126 And now reduced on equal terms to fight,
Their ships like wasted patrimonies show;
Where the thin scattering trees admit the light,
And shun each other's shadows as they grow.
127 The warlike prince had sever'd from the rest
Two giant ships, the pride of all the main;
Which with his one so vigorously he prest,
And flew so home they could not rise again.
128 Already batter'd, by his lee they lay,
In rain upon the passing winds they call:
The passing winds through their torn canvas play,
And flagging sails on heartless sailors fall.
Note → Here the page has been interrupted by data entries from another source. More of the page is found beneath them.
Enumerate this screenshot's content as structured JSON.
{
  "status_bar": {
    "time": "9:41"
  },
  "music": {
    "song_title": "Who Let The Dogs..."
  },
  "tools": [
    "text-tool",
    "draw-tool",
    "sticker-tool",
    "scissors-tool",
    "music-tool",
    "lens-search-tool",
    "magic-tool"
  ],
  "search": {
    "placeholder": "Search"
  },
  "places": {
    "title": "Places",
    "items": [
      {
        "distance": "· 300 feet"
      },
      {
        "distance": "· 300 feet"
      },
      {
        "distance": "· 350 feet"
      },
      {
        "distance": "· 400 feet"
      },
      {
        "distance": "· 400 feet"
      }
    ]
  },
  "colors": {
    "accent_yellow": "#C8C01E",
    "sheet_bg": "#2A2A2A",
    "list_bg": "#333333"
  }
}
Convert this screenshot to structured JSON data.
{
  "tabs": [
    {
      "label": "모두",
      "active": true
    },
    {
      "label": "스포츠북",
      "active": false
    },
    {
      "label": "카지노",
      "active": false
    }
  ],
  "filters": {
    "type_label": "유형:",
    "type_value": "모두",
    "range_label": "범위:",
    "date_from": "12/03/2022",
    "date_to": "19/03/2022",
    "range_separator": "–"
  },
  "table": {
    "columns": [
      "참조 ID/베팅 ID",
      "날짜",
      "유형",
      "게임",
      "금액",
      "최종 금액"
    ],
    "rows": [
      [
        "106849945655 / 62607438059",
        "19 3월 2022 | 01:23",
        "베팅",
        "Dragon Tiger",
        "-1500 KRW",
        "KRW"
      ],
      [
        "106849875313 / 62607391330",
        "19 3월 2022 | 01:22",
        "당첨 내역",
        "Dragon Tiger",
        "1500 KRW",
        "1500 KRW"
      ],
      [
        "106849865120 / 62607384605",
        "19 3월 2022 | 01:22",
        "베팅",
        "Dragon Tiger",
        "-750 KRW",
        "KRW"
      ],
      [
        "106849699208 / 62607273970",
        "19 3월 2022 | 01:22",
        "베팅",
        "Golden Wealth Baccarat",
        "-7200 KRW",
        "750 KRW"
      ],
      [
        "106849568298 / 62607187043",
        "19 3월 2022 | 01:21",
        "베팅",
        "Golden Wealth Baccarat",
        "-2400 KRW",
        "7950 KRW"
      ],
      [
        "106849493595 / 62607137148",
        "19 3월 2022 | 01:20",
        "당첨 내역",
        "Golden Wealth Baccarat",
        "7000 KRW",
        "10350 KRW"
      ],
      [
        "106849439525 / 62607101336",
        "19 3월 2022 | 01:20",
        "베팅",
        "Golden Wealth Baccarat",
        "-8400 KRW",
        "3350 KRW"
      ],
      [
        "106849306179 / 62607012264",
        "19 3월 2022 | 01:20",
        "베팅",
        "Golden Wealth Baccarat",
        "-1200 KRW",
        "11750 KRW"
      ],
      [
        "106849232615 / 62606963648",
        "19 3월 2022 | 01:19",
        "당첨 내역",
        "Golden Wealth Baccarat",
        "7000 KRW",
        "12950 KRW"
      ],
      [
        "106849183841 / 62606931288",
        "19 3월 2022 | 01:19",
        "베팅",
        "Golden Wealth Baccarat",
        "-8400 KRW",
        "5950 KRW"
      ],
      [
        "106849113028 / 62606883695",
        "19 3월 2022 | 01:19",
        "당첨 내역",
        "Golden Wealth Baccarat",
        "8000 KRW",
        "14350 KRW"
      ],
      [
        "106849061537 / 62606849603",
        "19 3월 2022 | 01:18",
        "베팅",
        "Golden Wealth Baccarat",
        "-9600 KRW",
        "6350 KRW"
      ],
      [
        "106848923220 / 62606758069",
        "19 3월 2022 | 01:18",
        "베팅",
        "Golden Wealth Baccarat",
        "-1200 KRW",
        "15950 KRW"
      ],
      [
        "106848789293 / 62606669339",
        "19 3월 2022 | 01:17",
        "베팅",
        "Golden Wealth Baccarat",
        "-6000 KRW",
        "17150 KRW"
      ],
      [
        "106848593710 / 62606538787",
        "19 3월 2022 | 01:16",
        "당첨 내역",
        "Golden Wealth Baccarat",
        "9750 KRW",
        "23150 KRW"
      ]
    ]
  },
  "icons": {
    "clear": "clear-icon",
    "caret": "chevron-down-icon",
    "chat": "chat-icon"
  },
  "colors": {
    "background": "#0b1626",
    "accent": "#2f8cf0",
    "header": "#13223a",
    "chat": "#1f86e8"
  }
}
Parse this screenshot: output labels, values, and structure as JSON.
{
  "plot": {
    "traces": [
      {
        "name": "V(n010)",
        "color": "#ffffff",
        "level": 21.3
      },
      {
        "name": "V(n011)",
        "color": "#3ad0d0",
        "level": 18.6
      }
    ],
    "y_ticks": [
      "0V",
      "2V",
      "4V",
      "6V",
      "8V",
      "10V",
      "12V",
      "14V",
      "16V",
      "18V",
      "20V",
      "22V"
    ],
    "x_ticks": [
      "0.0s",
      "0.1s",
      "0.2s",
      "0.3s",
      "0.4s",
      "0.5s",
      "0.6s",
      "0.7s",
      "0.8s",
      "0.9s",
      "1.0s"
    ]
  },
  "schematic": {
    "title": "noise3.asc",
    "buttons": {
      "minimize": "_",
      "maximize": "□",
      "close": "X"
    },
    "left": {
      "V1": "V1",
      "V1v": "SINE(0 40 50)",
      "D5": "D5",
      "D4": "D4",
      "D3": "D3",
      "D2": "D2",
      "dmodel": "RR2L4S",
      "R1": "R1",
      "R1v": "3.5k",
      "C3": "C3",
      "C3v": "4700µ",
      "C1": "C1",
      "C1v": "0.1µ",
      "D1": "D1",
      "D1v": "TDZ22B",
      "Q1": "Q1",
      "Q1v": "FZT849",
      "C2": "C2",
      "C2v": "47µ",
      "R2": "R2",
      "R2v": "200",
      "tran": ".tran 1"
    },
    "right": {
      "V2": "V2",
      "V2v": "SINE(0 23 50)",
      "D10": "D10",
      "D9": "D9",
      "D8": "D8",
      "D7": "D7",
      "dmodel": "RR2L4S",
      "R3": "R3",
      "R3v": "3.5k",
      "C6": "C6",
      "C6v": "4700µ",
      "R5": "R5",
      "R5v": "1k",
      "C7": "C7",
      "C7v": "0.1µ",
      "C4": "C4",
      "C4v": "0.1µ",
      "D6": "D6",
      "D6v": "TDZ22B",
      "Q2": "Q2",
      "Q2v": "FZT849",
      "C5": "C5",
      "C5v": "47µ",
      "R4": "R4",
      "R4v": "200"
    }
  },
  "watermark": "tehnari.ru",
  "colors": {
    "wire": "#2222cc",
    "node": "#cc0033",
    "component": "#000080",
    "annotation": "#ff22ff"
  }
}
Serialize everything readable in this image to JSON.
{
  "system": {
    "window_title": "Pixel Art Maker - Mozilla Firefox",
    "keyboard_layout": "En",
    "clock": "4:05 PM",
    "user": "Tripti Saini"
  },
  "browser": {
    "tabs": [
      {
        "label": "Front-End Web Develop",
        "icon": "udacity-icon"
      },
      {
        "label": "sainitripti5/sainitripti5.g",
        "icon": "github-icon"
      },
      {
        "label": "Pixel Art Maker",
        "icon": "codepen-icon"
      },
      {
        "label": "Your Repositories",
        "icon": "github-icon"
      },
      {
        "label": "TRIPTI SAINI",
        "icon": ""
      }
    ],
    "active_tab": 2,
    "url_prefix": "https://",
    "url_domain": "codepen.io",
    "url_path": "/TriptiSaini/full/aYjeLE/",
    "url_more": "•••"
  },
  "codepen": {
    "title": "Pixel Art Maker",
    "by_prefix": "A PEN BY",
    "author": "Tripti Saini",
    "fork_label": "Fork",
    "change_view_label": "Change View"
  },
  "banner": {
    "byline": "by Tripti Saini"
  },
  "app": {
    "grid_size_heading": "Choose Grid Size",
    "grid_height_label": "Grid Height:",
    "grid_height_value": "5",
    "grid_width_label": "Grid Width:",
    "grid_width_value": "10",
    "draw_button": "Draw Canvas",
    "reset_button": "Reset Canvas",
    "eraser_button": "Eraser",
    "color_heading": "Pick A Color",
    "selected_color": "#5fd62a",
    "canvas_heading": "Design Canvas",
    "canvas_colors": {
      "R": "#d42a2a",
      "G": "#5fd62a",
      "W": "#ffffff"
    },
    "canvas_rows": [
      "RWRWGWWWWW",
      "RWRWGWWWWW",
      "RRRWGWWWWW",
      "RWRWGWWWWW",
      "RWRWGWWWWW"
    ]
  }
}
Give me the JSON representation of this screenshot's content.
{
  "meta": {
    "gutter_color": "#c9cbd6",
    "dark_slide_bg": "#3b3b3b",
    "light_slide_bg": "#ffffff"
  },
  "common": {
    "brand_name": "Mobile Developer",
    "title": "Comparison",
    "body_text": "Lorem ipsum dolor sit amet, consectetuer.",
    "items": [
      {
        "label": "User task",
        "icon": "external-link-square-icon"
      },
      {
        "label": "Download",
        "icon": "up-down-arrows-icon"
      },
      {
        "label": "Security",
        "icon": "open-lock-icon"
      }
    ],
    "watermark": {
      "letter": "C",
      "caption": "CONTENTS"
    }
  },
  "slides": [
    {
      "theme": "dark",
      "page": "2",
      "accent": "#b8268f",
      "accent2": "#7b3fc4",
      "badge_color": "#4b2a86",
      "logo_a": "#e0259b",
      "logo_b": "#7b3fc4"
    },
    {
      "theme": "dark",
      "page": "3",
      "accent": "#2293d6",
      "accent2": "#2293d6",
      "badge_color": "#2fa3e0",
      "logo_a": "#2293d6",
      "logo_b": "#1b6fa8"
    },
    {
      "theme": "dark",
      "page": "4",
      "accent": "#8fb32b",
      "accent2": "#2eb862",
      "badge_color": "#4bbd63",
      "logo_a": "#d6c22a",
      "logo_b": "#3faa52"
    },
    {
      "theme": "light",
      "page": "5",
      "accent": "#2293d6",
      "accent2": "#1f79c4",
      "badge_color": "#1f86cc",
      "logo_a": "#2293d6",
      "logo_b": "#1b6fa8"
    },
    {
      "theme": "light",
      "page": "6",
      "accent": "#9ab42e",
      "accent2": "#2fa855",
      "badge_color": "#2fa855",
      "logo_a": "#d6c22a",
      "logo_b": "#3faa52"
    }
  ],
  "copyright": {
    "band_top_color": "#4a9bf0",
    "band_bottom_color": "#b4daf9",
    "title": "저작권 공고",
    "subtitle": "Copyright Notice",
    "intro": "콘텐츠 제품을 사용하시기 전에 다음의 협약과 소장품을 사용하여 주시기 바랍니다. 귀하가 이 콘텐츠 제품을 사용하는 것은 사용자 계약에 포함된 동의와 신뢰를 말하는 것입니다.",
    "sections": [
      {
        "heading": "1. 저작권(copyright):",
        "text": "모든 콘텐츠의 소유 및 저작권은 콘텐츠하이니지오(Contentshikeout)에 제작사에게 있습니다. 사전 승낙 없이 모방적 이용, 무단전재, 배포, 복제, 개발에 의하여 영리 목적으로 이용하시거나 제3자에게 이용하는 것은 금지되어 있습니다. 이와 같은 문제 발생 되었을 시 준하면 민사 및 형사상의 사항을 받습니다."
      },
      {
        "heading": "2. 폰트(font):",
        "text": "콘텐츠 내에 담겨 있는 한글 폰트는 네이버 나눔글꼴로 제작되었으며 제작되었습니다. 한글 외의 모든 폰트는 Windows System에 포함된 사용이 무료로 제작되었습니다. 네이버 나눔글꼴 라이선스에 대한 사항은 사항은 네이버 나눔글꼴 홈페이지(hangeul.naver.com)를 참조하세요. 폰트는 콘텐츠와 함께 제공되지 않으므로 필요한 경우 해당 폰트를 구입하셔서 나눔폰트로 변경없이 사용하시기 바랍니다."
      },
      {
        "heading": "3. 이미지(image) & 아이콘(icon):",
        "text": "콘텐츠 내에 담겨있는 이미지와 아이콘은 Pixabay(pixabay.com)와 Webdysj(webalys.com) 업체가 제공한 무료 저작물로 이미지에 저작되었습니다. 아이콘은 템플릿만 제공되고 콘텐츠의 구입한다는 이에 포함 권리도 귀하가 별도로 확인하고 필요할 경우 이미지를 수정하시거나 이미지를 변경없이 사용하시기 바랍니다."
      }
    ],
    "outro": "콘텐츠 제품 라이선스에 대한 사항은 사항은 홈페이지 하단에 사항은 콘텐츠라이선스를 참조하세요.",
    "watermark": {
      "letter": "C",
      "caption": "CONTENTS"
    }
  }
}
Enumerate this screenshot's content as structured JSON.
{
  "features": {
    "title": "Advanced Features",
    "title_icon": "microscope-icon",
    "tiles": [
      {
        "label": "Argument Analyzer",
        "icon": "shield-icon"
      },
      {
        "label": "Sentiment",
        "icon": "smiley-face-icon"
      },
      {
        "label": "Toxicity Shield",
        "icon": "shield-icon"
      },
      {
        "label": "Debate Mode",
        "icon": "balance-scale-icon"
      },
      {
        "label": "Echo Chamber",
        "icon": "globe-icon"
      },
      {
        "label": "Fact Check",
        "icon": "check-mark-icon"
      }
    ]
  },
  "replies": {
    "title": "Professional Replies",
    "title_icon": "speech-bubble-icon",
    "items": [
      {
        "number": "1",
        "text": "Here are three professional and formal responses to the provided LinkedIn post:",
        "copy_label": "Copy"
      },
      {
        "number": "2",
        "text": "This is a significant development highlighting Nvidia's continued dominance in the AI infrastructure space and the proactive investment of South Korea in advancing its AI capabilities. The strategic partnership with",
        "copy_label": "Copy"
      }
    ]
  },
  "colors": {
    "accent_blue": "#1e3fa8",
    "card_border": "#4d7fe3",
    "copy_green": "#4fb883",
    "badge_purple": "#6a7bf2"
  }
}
129 Their open'd sides receive a gloomy light,
Dreadful as day let into shades below:
Without, grim Death rides barefaced in their sight,
And urges entering billows as they flow.
130 When one dire shot, the last they could supply,
Close by the board the prince's mainmast bore:
All three now helpless by each other lie,
And this offends not, and those fear no more.
131 So have I seen some fearful hare maintain
A course, till tired before the dog she lay:
Who, stretch'd behind her, pants upon the plain,
Past power to kill, as she to get away.
132 With his loll'd tongue he faintly licks his prey;
His warm breath blows her flix[44] up as she lies;
She trembling creeps upon the ground away,
And looks back to him with beseeching eyes.
133 The prince unjustly does his stars accuse,
Which hinder'd him to push his fortune on;
For what they to his courage did refuse,
By mortal valour never must be done.
134 This lucky hour the wise Batavian takes,
And warns his tatter'd fleet to follow home;
Proud to have so got off with equal stakes,
Where 'twas a triumph not to be o'ercome.